Based on Google analysis of 10,000 mobile websites, the majority of websites don't make the ‘fast' lists, that is, with pages loading under three seconds. According to this article, pages that fail this speed test experience up to 53% dropouts – and the average page takes 19 seconds to load using 3G connections. This affects publishers who otherwise have great content to present very negatively – a digital marketing nightmare.

Between sites that take 5 seconds to load opposed to those that took 19, sites take took 5 seconds had:

  • 35% lower bounce rates.
  • 25% higher ad views.
  • 70% longer sessions.
  • 200% revenue.

What's more, Google ranks pages that are faster higher because it improves user experience.

What affects mobile load speeds?

Loading times are directly affected by three things: file size, the quantity of requests server side, and the load order of web page elements that make up a page. However, there are a number of things that can be done to improve load speeds.

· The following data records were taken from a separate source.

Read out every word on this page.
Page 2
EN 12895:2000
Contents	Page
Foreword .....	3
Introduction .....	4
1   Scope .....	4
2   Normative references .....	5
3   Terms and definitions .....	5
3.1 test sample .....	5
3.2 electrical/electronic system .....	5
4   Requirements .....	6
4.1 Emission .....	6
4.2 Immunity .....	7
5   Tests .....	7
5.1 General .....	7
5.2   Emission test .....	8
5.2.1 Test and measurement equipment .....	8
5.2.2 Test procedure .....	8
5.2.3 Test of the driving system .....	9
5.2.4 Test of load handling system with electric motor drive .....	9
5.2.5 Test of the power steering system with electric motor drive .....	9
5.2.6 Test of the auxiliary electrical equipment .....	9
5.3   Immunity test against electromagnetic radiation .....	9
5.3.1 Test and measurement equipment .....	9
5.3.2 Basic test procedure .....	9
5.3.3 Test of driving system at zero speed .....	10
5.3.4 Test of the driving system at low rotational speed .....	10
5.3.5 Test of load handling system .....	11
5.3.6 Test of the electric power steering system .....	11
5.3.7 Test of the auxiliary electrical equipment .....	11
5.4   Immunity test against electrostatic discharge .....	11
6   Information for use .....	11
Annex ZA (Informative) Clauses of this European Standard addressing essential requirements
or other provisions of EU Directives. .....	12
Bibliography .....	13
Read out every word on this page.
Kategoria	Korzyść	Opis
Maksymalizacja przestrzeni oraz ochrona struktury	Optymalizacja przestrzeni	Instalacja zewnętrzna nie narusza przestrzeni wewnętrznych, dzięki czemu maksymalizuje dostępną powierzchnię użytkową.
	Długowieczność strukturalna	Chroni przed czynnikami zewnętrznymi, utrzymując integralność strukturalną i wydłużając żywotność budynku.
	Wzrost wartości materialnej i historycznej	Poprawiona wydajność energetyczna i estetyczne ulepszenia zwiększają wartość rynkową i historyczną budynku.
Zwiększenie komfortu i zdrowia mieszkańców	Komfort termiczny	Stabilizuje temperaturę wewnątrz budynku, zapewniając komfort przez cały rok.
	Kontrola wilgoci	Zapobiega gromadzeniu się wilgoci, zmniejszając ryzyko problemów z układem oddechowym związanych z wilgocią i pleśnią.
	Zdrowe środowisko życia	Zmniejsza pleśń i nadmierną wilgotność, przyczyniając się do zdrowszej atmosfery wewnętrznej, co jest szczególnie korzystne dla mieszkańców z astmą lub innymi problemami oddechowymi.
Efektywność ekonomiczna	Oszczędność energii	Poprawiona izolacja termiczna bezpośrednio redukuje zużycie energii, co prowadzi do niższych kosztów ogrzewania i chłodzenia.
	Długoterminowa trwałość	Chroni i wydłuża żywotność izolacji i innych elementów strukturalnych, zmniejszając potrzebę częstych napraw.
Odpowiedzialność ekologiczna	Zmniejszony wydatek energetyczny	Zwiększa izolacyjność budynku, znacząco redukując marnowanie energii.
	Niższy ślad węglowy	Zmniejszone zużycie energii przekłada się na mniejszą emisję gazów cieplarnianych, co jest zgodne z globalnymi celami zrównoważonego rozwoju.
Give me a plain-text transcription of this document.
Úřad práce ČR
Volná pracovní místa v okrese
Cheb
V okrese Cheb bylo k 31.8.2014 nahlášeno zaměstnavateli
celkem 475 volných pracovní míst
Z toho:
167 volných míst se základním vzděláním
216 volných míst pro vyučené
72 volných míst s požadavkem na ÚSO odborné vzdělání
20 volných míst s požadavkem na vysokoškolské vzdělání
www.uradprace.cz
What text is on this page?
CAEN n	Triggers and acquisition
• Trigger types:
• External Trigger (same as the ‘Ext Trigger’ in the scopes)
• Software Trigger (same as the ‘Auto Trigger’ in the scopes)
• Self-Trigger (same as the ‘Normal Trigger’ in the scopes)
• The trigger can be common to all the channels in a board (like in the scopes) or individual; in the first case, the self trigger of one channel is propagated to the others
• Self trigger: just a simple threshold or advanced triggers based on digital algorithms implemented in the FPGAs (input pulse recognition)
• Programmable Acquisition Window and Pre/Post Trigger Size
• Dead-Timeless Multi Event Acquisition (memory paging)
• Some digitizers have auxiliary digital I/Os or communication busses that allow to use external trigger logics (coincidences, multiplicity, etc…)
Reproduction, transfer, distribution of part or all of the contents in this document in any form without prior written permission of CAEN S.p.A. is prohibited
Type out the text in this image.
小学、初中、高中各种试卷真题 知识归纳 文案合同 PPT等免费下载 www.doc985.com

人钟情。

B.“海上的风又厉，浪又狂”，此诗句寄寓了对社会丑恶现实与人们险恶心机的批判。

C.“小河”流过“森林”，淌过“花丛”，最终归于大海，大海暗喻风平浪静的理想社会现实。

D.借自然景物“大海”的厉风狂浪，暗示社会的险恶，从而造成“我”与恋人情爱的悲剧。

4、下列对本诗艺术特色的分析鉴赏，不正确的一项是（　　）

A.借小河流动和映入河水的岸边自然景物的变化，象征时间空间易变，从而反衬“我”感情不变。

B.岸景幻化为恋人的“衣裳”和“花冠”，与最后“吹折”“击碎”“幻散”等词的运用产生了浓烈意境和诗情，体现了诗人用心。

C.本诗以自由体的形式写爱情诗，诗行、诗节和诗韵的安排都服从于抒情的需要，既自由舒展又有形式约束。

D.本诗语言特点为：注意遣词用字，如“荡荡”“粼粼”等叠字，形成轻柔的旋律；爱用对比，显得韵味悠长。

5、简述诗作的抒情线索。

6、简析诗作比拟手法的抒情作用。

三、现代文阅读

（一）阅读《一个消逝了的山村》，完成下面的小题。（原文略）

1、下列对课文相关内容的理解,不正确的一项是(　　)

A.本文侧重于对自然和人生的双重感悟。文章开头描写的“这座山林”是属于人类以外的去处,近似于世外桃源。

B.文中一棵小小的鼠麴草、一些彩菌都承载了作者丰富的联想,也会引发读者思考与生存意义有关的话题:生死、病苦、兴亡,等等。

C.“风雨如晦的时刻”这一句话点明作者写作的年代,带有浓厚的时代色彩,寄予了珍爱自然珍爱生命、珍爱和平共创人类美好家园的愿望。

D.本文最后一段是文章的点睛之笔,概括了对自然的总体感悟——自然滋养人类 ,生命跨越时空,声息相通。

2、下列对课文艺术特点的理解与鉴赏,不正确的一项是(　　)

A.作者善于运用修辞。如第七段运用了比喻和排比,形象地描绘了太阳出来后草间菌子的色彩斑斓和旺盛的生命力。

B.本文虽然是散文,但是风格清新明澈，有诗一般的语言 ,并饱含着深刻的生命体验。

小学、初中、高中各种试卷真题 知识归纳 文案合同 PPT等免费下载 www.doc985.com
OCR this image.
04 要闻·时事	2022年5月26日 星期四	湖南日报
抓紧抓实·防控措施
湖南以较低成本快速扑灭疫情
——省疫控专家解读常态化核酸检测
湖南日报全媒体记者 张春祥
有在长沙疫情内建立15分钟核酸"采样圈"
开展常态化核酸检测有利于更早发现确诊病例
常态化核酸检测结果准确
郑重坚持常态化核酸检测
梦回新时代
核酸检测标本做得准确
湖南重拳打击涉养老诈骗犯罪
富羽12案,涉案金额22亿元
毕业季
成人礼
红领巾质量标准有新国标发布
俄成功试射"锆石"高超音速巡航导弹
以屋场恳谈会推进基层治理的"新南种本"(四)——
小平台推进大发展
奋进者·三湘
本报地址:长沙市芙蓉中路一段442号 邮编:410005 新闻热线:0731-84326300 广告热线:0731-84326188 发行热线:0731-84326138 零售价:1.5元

  1. Access the current performance of the site with online tools such as PageSpeed Insights and follow their good practices recommendations.
  2. Execute and optimize websites, starting from the removal of heavy content (such as large graphics and animations), reduce the number of server requests and consolidate data and analytics tags. Webpage elements that take longer to load should be placed lower in the page such as styling, javascript logic, and images.
  3. Monitor performance the performance the website after each change to see which setup/choices work best through A/B split testing.

Aside from the three main steps above, Google also recommends that you consider using open source solutions such as Accelerated Mobile Pages (AMP) and progressive web apps.